Reading
To be a good writer, you have to read a lot and you have to write a lot.
General
- A. Zagoskin: Quantum Theory of Many-Body Systems, Springer 1998.
Nice introduction. Chapters 1 and 3.1 are mandatory reading for most of what we do. - J. W. Negele and H. Orland: Quantum Many-particle Systems,
Writing
A B.Sc. thesis should not be too long. Aim for 12 – 20 pages.
The intended audience is past you, before you started the work (i.e., you should document what you have learned).
A good structure for a thesis (or paper) is:
- Introduction: where you summarize what was known a priori, i.e., where things stood before your work. You should:
- embed your topic in a wider scientific concept ("zoom in" to your problem)
- describe the problem and why it is interesting
- what attempts have been made before
- System and Method: document the system and which methods and techniques you have used in tackling the problem. Resist any temptation to write a textbook, instead heavily cite appropriate sources! You should give the minimum information needed to understand the results, no more, but also no less. You should:
- describe the system under study, and the relevant properties needed;
- give definitions of all the quantities that are measured/computed;
- expose the method used to measure/compute these quantites.

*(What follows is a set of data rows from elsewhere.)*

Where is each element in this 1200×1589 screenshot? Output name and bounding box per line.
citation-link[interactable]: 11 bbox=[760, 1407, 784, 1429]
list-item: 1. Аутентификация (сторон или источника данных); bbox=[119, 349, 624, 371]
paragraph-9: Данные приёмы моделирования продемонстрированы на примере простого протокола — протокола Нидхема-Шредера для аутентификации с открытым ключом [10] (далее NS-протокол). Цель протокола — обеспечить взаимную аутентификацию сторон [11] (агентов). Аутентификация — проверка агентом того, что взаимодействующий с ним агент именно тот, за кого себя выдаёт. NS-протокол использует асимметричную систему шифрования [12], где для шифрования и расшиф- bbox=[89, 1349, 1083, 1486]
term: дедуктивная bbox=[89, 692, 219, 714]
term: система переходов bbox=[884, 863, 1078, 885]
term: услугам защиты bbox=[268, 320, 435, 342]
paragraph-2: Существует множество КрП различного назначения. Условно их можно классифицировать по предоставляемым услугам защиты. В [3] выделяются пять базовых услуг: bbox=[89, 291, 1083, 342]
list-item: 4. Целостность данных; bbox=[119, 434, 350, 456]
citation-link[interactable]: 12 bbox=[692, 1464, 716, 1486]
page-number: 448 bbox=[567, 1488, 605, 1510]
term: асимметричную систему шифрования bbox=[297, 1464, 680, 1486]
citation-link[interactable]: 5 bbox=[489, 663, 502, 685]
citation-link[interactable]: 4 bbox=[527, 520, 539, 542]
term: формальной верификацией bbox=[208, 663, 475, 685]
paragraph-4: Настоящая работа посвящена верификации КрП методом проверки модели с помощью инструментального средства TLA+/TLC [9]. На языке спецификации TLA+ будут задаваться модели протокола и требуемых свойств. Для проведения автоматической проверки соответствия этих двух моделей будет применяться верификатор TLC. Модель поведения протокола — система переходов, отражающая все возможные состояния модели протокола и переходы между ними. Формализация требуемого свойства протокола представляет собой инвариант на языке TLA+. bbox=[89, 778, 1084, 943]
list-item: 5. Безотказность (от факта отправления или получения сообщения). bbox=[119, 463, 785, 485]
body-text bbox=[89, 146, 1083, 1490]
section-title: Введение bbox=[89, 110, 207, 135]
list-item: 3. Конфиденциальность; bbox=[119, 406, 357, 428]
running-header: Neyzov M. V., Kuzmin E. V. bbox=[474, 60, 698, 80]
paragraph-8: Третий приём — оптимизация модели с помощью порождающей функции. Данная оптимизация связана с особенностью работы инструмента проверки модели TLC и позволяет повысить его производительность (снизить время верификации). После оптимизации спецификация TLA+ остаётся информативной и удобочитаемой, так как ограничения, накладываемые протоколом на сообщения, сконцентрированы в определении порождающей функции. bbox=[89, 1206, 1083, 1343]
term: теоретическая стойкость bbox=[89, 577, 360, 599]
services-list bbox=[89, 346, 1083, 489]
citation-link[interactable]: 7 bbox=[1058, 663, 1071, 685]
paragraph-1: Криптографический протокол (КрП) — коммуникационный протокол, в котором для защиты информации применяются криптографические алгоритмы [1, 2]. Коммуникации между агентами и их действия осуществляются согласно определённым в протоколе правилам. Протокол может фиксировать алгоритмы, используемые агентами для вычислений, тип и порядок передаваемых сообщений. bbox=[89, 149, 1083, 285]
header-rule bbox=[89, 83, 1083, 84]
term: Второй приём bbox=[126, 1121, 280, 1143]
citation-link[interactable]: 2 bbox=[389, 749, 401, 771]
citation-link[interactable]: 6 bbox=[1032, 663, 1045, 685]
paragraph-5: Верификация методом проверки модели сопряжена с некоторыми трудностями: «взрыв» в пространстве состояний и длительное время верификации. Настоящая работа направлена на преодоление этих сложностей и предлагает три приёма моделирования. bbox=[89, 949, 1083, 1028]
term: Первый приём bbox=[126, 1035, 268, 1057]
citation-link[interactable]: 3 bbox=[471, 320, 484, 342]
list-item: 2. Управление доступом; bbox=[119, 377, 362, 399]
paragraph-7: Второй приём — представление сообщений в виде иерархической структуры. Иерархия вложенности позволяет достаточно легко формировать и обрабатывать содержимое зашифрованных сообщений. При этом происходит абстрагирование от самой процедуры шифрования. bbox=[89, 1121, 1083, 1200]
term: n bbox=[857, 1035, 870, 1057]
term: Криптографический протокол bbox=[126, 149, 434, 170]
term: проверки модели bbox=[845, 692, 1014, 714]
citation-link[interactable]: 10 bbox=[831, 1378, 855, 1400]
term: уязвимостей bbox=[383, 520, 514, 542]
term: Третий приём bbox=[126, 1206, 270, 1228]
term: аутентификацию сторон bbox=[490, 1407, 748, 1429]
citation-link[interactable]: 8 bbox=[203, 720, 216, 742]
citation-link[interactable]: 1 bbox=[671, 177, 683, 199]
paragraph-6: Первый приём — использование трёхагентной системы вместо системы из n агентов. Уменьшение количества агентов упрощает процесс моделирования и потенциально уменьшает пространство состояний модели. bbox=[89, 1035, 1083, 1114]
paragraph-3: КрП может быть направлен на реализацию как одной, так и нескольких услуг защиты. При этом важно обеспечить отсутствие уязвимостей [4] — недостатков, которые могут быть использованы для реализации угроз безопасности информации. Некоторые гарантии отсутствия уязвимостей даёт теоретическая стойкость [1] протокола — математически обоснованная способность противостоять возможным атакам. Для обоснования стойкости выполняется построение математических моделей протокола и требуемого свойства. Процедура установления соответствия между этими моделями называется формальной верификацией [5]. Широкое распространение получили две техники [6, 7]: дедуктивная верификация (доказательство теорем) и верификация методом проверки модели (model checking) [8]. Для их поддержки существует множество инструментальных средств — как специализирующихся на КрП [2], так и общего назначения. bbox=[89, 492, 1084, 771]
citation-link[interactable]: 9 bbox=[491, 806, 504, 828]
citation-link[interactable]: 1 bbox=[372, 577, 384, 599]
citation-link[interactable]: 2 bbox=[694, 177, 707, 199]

- Results and Discussion: the main part of your work. Give enough evidence for supporting your conclusions, but do not include irrelevant info. You should:
- make high-quality figures/tables for your results. Each figure should have a long caption summarizing again which quantities have been plotted for which setup and obtained with which method.
- describe what you are seeing in each figure in the text
- discuss what these results mean in the text.
- Conclusions and Outlook: where you summarize what is now known a posteriori, i.e., where things after your work. Describe:
- What new things have you learned from your work,
- How these conclusions agree or disagree with previous or related work,
- which new questions arise from your work and are interesting topics for follow-up studies
Technical discussions, codes, parameter dumps, tangential observations go into appendices.
The abstract is a short version of each of these parts. Life hack: abstract = all of the parts above, each one condensed into 1-2 sentences. An abstract must be specific: e.g., "we observe a X% increase in quantity Y for system Z", not "we observe a significant increase in relevant quantities".
Do not start from the introduction, start writing the results section first.